LESS THAN A week of chinook fishing in Marine Area 9 (Admiralty Inlet) has produced a state estimate of 53 percent of the area’s chinook quota through Friday.
The state Department of Fish and Wildlife believes the brakes need to be pumped on the fast-and-furious hatchery chinook action at Area 9 hot spots such as Midchannel Bank and Possession Point.
That means Marine Area 9 will be closed to the retention of hatchery chinook beginning Monday at 12:01 a.m. as state fishery managers re-evaluate the catch after the weekend of fishing to determine how much available quota remains.
Should there be sufficient catch available, Fish and Wildlife will announce when the fishery will reopen to harvest the remaining quota.
After today, salmon fishing remains open for the retention of hatchery coho as part of anglers’ two-salmon daily limit but chinook, chum and wild coho all must be released.
Salmon fishing updates
Through Friday, Marine Area 5 (Sekiu) is just more than a quarter of the way through its hatchery chinook encounter guideline of 5,758 (1,482 encounters), so no worries about a premature end to the king fishery out west.
At Neah Bay, 1,508 anglers from July 9 through 15 caught 484 chinook and 611 hatchery coho for a 0.73 catch per angler overall (0.32 for chinook and 0.41 for coho). So far, 2,234 of the 4,370 coho catch quota have been caught (51 percent) and 1,148 chinook of the 4,900 quota (23.4 percent).
At La Push, 94 anglers from July 9 through 15 caught 10 chinook and 20 hatchery coho for a 0.32 catch per overall (0.11 for chinook and 0.21 for coho). So far, 58 of the 1,090 coho catch quota have been caught (5.3 percent) and 53 chinook of the 1,500 quota (3.5 percent).
Check wdfw.wa.gov/fishing/reports_plants.html for the latest information on marine areas that are managed to a quota or guideline.
Fish and Wildlife has scheduled a public webinar for 7 p.m. Monday to discuss current funding challenges.
Register at tinyurl.com/PDN-Webinar now through Monday.
To listen in, call 1-415-655-0052 after 6:45 p.m. Monday and enter code 281-297-953 to participate.
During the webinar, Nate Pamplin, Fish and Wildlife policy director, will describe the work of independent consultants and the agency’s Budget and Policy Advisory Group to explain the causes of a projected $30 million gap in funding faced by the department over the two-year budget cycle that begins in July 2019.
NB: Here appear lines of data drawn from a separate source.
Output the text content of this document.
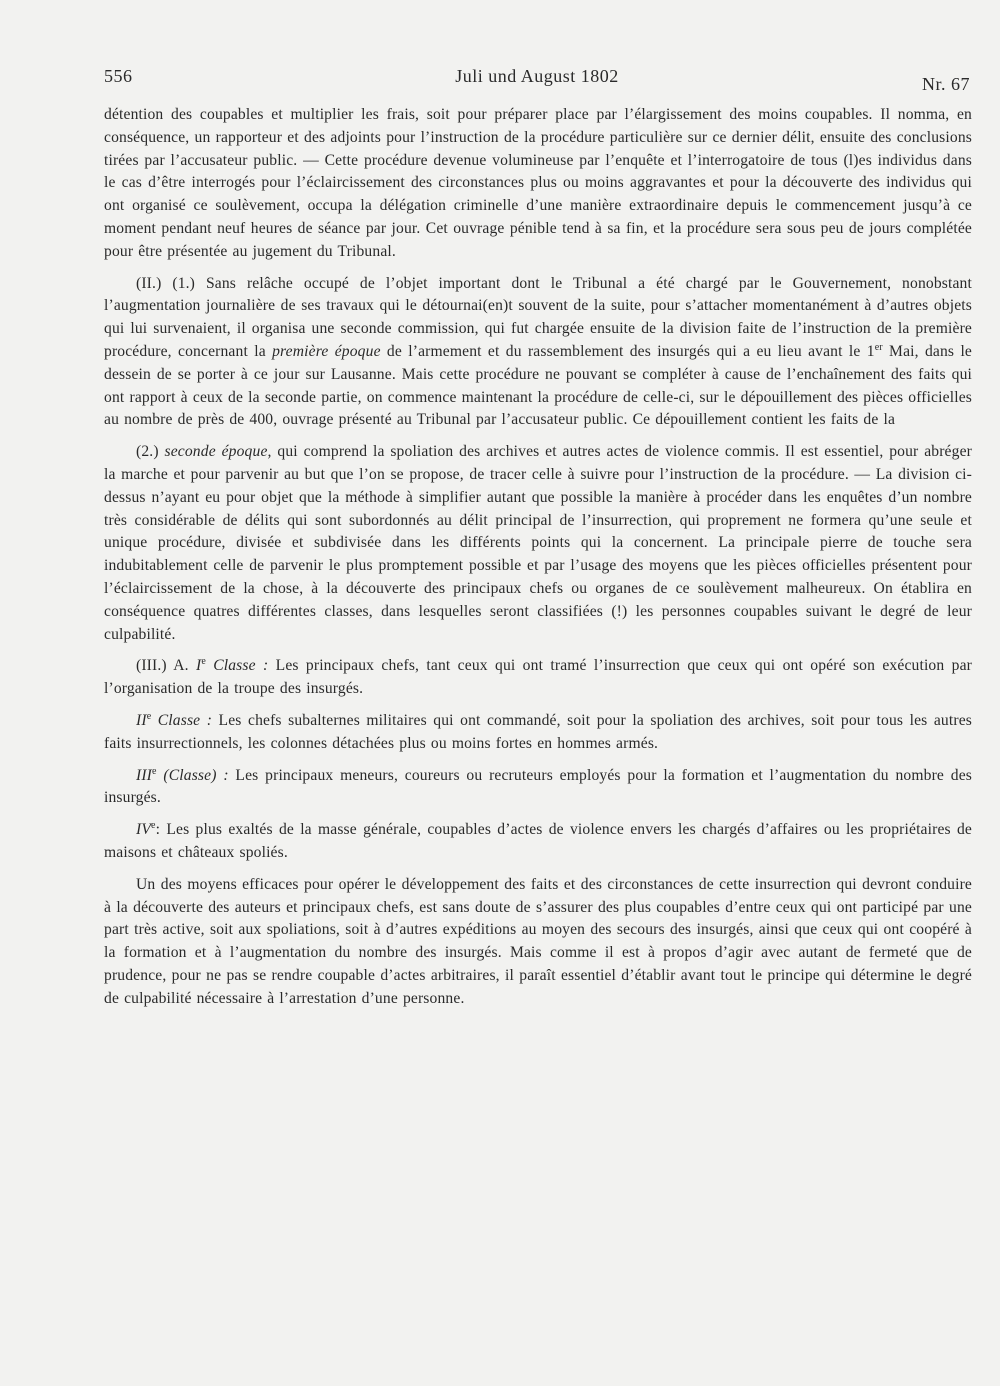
556	Juli und August 1802	Nr. 67

détention des coupables et multiplier les frais, soit pour préparer place par l’élargissement des moins coupables. Il nomma, en conséquence, un rapporteur et des adjoints pour l’instruction de la procédure particulière sur ce dernier délit, ensuite des conclusions tirées par l’accusateur public. — Cette procédure devenue volumineuse par l’enquête et l’interrogatoire de tous (l)es individus dans le cas d’être interrogés pour l’éclaircissement des circonstances plus ou moins aggravantes et pour la découverte des individus qui ont organisé ce soulèvement, occupa la délégation criminelle d’une manière extraordinaire depuis le commencement jusqu’à ce moment pendant neuf heures de séance par jour. Cet ouvrage pénible tend à sa fin, et la procédure sera sous peu de jours complétée pour être présentée au jugement du Tribunal.

(II.) (1.) Sans relâche occupé de l’objet important dont le Tribunal a été chargé par le Gouvernement, nonobstant l’augmentation journalière de ses travaux qui le détournai(en)t souvent de la suite, pour s’attacher momentanément à d’autres objets qui lui survenaient, il organisa une seconde commission, qui fut chargée ensuite de la division faite de l’instruction de la première procédure, concernant la première époque de l’armement et du rassemblement des insurgés qui a eu lieu avant le 1er Mai, dans le dessein de se porter à ce jour sur Lausanne. Mais cette procédure ne pouvant se compléter à cause de l’enchaînement des faits qui ont rapport à ceux de la seconde partie, on commence maintenant la procédure de celle-ci, sur le dépouillement des pièces officielles au nombre de près de 400, ouvrage présenté au Tribunal par l’accusateur public. Ce dépouillement contient les faits de la

(2.) seconde époque, qui comprend la spoliation des archives et autres actes de violence commis. Il est essentiel, pour abréger la marche et pour parvenir au but que l’on se propose, de tracer celle à suivre pour l’instruction de la procédure. — La division ci-dessus n’ayant eu pour objet que la méthode à simplifier autant que possible la manière à procéder dans les enquêtes d’un nombre très considérable de délits qui sont subordonnés au délit principal de l’insurrection, qui proprement ne formera qu’une seule et unique procédure, divisée et subdivisée dans les différents points qui la concernent. La principale pierre de touche sera indubitablement celle de parvenir le plus promptement possible et par l’usage des moyens que les pièces officielles présentent pour l’éclaircissement de la chose, à la découverte des principaux chefs ou organes de ce soulèvement malheureux. On établira en conséquence quatres différentes classes, dans lesquelles seront classifiées (!) les personnes coupables suivant le degré de leur culpabilité.

(III.) A. Ie Classe : Les principaux chefs, tant ceux qui ont tramé l’insurrection que ceux qui ont opéré son exécution par l’organisation de la troupe des insurgés.

IIe Classe : Les chefs subalternes militaires qui ont commandé, soit pour la spoliation des archives, soit pour tous les autres faits insurrectionnels, les colonnes détachées plus ou moins fortes en hommes armés.

IIIe (Classe) : Les principaux meneurs, coureurs ou recruteurs employés pour la formation et l’augmentation du nombre des insurgés.

IVe: Les plus exaltés de la masse générale, coupables d’actes de violence envers les chargés d’affaires ou les propriétaires de maisons et châteaux spoliés.

Un des moyens efficaces pour opérer le développement des faits et des circonstances de cette insurrection qui devront conduire à la découverte des auteurs et principaux chefs, est sans doute de s’assurer des plus coupables d’entre ceux qui ont participé par une part très active, soit aux spoliations, soit à d’autres expéditions au moyen des secours des insurgés, ainsi que ceux qui ont coopéré à la formation et à l’augmentation du nombre des insurgés. Mais comme il est à propos d’agir avec autant de fermeté que de prudence, pour ne pas se rendre coupable d’actes arbitraires, il paraît essentiel d’établir avant tout le principe qui détermine le degré de culpabilité nécessaire à l’arrestation d’une personne.
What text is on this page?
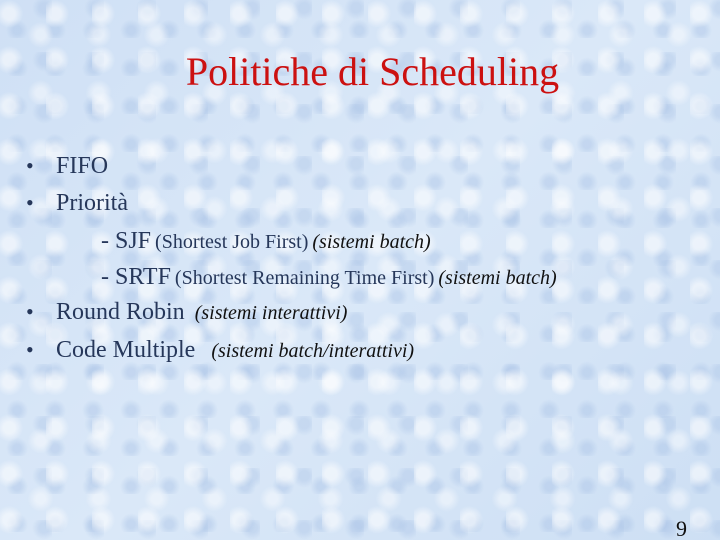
Politiche di Scheduling
• FIFO
• Priorità
- SJF (Shortest Job First) (sistemi batch)
- SRTF (Shortest Remaining Time First) (sistemi batch)
• Round Robin (sistemi interattivi)
• Code Multiple (sistemi batch/interattivi)
9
Pamplin will describe planned budget cuts and proposed funding increases that are designed to eliminate the shortfall and ensure the department has adequate funding in the future.
He said several factors have caused the shortfall, including:
Several one-time funding patches approved by lawmakers in recent years will expire soon.
Fish and Wildlife revenue from the sale of recreational licenses has not kept pace with spending authorized by the Legislature for managing fish, wildlife and their habitat.
The department still has not fully recovered from the deep cuts imposed during the recession, and license fees have not been adjusted since 2011.
To meet the challenge, the department is preparing a set of proposals to the Governor and Legislature and is exploring options for recreational license fee increases to avoid reducing service to the public and to fulfill its conservation mission.
Documents describing spending and revenue proposals are available on WDFW’s website at wdfw.wa.gov/about/budget/development/.